Bounding box coordinates

coord_loss[i, j, b] = coord_scale * ((true_x[i, j, b] - pred_x[i, j, b])**2
                                   + (true_y[i, j, b] - pred_y[i, j, b])**2
                                   + (true_w[i, j, b] - pred_w[i, j, b])**2
                                   + (true_h[i, j, b] - pred_h[i, j, b])**2)

The scale factor coord_scale is used to make the loss from the bounding box coordinate predictions count more heavily than the other loss terms. A typical value for this hyperparameter is 5.

Because the model doesn’t directly predict valid coordinates, the ground-truth values used in the loss function are not supposed to be true coordinates either.

true_x[i, j, b] = ground_truth.center_x - grid[i, j].center_x
true_y[i, j, b] = ground_truth.center_y - grid[i, j].center_y
true_w[i, j, b] = log(ground_truth.width / anchor_w[b])
true_h[i, j, b] = log(ground_truth.height / anchor_h[b])

SSD again uses a slightly different loss term. Its localization loss is known as the “Smooth L1” loss. 

difference = abs(true_x[i, j, b] - pred_x[i, j, b])
if difference < 1:
    coord_loss_x[i, j, b] = 0.5 * difference**2
else:
    coord_loss_x[i, j, b] = difference - 0.5

And so on for the other coordinates too. This loss is supposed to be less sensitive to outliers.

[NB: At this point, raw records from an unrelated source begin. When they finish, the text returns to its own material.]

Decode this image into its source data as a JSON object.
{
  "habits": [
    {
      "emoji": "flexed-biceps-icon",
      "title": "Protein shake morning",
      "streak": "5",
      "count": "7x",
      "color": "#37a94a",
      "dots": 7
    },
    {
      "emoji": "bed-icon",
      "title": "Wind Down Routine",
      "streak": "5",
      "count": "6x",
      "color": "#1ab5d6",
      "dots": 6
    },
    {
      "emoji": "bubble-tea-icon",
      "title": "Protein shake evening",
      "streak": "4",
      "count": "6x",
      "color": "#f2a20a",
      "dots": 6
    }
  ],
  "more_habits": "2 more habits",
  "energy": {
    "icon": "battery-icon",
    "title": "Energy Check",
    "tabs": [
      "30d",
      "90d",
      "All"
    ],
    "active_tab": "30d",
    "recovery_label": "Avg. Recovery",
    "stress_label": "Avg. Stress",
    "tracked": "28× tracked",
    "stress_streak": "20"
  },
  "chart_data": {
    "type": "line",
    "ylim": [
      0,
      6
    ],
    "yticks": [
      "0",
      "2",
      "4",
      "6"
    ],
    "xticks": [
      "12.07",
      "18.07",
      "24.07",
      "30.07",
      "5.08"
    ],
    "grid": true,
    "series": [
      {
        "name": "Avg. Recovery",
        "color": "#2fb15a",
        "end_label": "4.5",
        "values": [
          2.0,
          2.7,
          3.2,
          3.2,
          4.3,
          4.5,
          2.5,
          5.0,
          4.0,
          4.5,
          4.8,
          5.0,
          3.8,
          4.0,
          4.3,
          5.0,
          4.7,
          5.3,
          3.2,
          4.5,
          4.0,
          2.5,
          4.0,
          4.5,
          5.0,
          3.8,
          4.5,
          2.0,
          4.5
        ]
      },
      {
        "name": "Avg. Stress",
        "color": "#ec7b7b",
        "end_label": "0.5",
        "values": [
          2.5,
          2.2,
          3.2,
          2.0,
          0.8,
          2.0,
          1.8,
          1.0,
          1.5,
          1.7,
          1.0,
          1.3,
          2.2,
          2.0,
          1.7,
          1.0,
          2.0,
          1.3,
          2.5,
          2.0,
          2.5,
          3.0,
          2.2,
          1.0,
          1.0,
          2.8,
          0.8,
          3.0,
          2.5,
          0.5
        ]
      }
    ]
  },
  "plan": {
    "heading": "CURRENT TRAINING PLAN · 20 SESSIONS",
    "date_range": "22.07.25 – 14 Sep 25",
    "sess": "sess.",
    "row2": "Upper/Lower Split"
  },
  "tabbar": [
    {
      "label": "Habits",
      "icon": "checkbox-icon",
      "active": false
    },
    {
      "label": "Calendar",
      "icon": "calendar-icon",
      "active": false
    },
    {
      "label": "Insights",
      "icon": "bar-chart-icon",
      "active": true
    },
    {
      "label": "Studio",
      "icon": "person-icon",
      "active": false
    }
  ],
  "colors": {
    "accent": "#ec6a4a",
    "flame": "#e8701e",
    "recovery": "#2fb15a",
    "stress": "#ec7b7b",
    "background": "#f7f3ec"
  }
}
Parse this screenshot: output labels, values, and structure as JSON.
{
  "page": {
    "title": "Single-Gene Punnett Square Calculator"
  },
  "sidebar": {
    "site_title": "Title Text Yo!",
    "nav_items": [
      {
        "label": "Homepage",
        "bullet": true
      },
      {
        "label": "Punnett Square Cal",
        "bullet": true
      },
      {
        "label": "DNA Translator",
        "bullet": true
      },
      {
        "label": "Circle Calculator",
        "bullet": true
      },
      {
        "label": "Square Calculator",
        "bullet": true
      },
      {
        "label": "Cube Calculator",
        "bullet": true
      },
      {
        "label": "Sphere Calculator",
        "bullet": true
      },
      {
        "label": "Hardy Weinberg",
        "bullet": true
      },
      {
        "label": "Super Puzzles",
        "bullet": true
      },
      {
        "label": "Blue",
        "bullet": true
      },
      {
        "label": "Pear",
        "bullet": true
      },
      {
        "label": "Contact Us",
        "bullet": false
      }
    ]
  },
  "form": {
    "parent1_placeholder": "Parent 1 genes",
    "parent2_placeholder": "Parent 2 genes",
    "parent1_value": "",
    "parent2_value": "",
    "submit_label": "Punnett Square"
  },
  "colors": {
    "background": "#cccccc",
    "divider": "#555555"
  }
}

How well does the model work?

With object detection there are several things we can compute a score for:

  • the classification accuracy of each detected object
  • how much the predicted object overlaps the real object (IOU)
  • whether the model actually finds all the objects in the image (known as “recall”)

True positive, false positive, false negative

Computing the mAP

For the Pascal VOC mAP, first we compute the average precision (or AP) for each of the 20 classes separately, then we take the mean over these 20 numbers to get the final mAP score. So the mAP score is the average of an average.

precision = TP / (TP + FP)

In our case, a false positive happens when a predicted bounding box is too different from any ground-truth box in the image, or when the predicted class is not the same.

recall = TP / (TP + FN)

A false negative happens when no prediction is made for an object, or when the confidence score is too low (which really means the same as “no prediction”).

Here is how to compute the number of TP and FP, in pseudocode:

sort the predictions by confidence score (high to low)

for each prediction:
    true_boxes = get the annotations with same class as the prediction
                     and that are not marked as "difficult"

    find IOUs between true_boxes and prediction
    choose ground-truth box with biggest IOU overlap

    if biggest IOU > threshold (which is 0.5 for Pascal VOC):
        if we do not already have a detection for this ground-truth box:
            TP += 1
        else:
            FP += 1
    else:
        FP += 1

A prediction counts as a true positive if it has the same class as a ground-truth object and their bounding boxes overlap by more than 50%.

This is the precision-recall curve:

Note that precision is given as a function of recall, which is why the area under the curve is the average of the precision for this class. We want to know what the precision is for different values of recall.

A precision-recall curve is always created by computing the precision and recall scores at different thresholds. For a binary classifier this is the threshold after which we conclude that a prediction is positive. In the case of an object detection model, the threshold we’re varying is the confidence score of the predicted boxes.

As the threshold decreases and we’re including more objects in the result, recall increases. Precision can go up and down, although it tends to become lower since now more false positives are found.

I hope this makes it clear there’s always a trade-off between false positives and false negatives predicted by the model. The reason we’re using a precision-recall curve is to measure that trade-off, and to find a good threshold for the confidence score.

  • Choosing a high threshold means we keep fewer predictions, and therefore we’ll have fewer false positives (we make fewer mistakes) but we’ll also have more false negatives (we miss more objects).

  • The lower the threshold, the more predictions we include but they’ll usually be of lower quality.

The final mAP score is simply the average over the average precisions for the 20 classes.